PlayStation arrête la production de disques en 2028 : la fin d'une époque ?

C'est un symbole autant qu'une décision industrielle. Le 1ᵉʳ juillet 2026, PlayStation a annoncé qu'elle mettrait fin à la production de disques physiques pour ses nouveaux jeux à partir de janvier 2028. Une page se tourne, mais il faut lire les termes exacts avant de crier à la mort du jeu physique.
Ce que Sony a réellement annoncé
- À partir de janvier 2028, les nouveaux jeux PlayStation ne seront plus pressés sur disque : ils seront vendus en numérique (PlayStation Store et codes en boutique).
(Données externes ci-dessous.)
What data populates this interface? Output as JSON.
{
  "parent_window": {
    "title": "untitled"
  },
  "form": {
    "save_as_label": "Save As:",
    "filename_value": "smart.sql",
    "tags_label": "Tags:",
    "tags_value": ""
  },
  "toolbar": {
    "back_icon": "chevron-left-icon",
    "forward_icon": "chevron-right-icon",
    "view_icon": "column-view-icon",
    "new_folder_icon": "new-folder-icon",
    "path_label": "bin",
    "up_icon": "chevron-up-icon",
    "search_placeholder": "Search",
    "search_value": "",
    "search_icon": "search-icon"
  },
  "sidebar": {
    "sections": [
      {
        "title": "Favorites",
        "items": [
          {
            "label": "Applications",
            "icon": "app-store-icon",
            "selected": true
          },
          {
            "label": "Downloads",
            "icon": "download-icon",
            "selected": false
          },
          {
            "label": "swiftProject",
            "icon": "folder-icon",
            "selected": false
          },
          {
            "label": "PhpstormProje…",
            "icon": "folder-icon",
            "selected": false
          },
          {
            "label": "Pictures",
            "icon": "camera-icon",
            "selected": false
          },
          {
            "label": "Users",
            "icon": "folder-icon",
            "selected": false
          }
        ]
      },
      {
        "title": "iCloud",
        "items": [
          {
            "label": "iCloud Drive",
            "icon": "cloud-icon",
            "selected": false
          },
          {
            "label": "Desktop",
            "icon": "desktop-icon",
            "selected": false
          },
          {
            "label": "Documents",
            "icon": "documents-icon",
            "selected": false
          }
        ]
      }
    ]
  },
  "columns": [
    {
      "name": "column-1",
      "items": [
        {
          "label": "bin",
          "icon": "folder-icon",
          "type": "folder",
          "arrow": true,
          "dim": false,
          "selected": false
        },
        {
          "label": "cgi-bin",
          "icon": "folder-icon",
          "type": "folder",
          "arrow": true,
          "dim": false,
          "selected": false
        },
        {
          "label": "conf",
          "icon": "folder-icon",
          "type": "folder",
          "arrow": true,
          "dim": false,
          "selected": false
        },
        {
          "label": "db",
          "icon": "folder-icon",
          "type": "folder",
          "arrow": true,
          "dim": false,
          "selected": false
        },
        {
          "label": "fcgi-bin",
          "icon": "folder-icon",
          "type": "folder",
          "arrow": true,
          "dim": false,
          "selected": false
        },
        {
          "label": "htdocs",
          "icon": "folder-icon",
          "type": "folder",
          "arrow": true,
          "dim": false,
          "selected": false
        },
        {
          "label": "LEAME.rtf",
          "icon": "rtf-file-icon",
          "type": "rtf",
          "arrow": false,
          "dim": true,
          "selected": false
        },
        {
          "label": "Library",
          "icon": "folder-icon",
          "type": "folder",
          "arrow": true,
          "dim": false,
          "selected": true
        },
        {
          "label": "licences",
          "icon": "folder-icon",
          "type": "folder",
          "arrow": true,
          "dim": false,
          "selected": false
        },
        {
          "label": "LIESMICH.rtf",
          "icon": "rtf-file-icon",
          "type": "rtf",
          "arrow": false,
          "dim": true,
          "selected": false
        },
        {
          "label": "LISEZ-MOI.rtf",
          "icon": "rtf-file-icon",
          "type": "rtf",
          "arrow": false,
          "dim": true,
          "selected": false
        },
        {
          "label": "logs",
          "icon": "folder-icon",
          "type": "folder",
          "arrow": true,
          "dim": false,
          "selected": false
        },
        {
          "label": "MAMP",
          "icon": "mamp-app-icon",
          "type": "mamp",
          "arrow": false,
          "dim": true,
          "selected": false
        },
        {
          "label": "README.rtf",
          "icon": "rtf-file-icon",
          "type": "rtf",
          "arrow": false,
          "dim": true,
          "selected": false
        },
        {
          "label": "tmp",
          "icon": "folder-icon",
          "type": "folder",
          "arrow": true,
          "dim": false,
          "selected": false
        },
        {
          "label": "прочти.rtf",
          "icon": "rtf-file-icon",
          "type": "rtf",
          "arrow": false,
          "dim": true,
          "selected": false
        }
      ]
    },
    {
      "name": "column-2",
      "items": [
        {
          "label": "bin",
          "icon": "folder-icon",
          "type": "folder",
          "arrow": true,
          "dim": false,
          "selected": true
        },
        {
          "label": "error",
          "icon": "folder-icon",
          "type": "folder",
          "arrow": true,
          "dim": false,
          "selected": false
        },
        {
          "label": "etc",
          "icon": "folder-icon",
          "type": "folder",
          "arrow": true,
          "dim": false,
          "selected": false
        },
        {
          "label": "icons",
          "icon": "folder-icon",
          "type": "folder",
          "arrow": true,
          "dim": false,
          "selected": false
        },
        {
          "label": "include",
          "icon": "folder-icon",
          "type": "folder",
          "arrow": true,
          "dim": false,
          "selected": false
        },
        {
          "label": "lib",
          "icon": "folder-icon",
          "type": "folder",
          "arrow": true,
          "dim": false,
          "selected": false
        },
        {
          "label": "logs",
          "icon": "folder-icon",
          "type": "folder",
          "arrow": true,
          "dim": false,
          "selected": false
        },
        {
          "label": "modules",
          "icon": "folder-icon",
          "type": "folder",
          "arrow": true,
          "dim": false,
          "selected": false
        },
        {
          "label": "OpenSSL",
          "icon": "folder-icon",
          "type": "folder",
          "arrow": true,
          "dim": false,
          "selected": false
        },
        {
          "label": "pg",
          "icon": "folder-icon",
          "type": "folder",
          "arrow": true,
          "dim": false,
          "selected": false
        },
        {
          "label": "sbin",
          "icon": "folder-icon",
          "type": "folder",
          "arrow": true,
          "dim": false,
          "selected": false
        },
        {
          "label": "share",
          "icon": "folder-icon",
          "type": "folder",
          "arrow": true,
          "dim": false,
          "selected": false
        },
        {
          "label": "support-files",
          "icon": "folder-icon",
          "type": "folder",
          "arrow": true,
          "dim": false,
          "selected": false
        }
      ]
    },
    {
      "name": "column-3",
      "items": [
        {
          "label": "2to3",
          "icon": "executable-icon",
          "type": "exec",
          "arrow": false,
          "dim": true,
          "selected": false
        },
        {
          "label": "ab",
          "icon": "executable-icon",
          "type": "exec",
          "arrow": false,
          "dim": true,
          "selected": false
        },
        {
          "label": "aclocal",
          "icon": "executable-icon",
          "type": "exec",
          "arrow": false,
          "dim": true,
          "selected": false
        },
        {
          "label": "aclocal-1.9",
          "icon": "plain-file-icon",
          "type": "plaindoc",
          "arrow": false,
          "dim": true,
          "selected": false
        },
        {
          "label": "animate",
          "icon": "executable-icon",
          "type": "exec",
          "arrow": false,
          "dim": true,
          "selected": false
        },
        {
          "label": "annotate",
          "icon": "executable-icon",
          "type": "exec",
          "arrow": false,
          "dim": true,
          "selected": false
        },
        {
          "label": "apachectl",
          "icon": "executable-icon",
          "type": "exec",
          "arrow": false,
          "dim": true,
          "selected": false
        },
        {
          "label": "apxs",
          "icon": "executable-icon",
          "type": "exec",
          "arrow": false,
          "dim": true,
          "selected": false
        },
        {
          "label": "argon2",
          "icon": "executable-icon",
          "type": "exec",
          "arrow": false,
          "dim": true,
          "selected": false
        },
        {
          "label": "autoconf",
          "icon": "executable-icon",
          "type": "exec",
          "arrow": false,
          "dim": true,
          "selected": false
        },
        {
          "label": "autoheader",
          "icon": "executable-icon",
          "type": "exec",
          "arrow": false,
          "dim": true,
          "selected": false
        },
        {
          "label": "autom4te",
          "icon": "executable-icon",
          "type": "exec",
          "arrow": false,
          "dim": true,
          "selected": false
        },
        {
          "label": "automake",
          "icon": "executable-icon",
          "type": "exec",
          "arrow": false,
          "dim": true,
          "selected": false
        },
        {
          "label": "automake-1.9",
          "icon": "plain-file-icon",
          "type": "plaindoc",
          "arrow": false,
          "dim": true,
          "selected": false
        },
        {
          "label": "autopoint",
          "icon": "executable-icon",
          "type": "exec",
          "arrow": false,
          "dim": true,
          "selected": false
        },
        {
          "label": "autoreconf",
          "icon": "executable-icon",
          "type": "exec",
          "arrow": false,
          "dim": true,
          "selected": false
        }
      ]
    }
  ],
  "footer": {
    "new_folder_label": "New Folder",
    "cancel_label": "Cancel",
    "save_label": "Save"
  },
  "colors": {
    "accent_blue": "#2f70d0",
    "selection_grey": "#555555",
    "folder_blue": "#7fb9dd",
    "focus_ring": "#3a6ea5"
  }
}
- Aucun impact sur les jeux déjà sortis, ni sur ceux qui sortiront avant janvier 2028 : les disques existants continuent de fonctionner, et les titres plus anciens peuvent toujours être produits en disque.
- Justification de Sony : une « direction naturelle », le numérique représentant déjà 85 % des ventes de jeux complets sur PS4 et PS5, contre 15 % pour le physique.
Autrement dit : Sony ne « supprime » pas votre collection. L'entreprise cesse de fabriquer de nouveaux disques, à terme. La nuance est importante, et c'est exactement le genre de raccourci qu'il faut éviter.
Le double signal
Cette annonce n'est pas venue seule. Sony a aussi confirmé la fermeture des boutiques en ligne de la PS3 et de la PS Vita dans la plupart des pays en juillet 2027. Deux signaux convergents, à un an d'intervalle, qui dessinent une trajectoire claire : le tout-numérique, et l'extinction progressive de l'accès aux catalogues anciens.
Pourquoi le vrai débat n'est pas « physique contre numérique »
La fin du disque déclenche, à juste titre, une vague d'émotion. Mais réduire le sujet au support serait une erreur. Le disque n'a jamais été une garantie absolue (voir « Le jeu physique éternel : la grande illusion ») : dès l'ère des consoles connectées, un jeu peut dépendre de serveurs, de comptes, de mises à jour.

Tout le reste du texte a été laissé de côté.